I identify with most of them, fuck
So I’m cleaning my room tomorrow and I’m scared. It’s a huge task and i dont think i can do it. I dont know if I can let things go. I dont know whats in my room. I’m so emotionally attached to things, what if i can’t let things go? What if I keep everything and dont get rid of anything? Keep things I don’t need? I’ll get annoyed and frustrated and I’ll get mad at people and myself and…. I’m so scared, i dont want to hurt anyone but as always, I’ll fuck things up
I’m constantly in the mood of “I want to die but I don’t want to kms, I just kinda want to stop existing for a bit”
So my older sister recently moved into her own home (she’s 19) and honestly I’m kinda jealous of her.

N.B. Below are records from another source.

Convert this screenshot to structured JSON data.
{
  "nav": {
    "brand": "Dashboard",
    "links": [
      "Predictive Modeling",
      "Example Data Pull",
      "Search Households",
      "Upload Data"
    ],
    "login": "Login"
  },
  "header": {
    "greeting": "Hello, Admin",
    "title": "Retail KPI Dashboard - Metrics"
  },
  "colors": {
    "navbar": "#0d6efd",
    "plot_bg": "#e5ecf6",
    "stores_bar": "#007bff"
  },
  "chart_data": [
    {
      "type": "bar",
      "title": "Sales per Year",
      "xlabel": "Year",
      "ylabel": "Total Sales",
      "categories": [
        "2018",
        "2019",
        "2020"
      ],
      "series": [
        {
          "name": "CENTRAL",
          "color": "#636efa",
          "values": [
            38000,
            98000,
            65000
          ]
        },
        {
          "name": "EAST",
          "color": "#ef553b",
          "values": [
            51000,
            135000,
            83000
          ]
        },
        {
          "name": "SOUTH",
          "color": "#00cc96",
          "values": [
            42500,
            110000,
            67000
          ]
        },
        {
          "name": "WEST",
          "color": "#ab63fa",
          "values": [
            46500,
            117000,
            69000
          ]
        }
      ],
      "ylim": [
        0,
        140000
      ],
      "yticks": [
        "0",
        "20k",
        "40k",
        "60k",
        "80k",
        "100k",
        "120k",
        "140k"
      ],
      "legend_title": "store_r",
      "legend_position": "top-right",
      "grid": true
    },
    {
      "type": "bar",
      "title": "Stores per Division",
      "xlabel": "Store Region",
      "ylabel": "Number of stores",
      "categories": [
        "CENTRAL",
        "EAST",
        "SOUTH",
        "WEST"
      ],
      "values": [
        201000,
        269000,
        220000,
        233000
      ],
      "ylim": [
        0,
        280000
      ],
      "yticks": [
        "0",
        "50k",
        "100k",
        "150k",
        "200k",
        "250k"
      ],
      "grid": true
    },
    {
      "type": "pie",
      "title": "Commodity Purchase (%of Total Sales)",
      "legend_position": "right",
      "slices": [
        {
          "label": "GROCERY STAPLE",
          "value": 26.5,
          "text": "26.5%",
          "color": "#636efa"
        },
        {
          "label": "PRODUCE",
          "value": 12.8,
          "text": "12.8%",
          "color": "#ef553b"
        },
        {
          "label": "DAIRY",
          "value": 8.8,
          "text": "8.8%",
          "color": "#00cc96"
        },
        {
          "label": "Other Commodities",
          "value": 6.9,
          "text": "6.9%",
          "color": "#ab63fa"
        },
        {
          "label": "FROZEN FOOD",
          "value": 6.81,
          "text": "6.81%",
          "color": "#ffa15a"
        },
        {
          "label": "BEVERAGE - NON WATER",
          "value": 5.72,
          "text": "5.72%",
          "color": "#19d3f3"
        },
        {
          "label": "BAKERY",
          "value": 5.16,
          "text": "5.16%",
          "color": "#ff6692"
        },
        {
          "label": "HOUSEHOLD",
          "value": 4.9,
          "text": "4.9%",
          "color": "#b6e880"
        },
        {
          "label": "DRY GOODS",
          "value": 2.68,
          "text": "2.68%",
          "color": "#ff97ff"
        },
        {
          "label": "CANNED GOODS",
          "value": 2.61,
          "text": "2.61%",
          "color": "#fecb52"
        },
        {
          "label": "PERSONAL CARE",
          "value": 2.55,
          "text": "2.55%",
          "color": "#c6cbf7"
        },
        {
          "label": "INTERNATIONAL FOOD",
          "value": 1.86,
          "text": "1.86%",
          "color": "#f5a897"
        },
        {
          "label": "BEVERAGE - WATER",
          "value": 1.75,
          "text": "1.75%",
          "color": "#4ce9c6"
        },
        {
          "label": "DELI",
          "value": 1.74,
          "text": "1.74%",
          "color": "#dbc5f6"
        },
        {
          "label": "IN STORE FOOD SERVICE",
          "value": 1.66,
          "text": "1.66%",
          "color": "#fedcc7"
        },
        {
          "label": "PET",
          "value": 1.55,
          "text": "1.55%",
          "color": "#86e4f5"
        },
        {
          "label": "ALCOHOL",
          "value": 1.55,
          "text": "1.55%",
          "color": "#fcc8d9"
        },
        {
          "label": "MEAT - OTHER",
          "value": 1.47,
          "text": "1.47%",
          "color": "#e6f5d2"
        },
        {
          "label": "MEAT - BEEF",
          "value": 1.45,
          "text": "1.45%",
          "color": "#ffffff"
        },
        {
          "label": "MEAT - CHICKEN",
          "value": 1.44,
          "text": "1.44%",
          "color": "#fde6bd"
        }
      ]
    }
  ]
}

I want that freedom and independence. I want to live by myself and decorate my own house and backyard and live how I want to. I can’t wait to move out
If I ever kms, I do not want people’s sympathy. I do not want the people who obviously don’t like me/don’t even know me to suddenly be like “she was a lovely girl, so kind. I miss her so much”, I don’t want their bullshit. I could only hope that those I love wouldn’t be too hurt and that they could move on and live life to the fullest.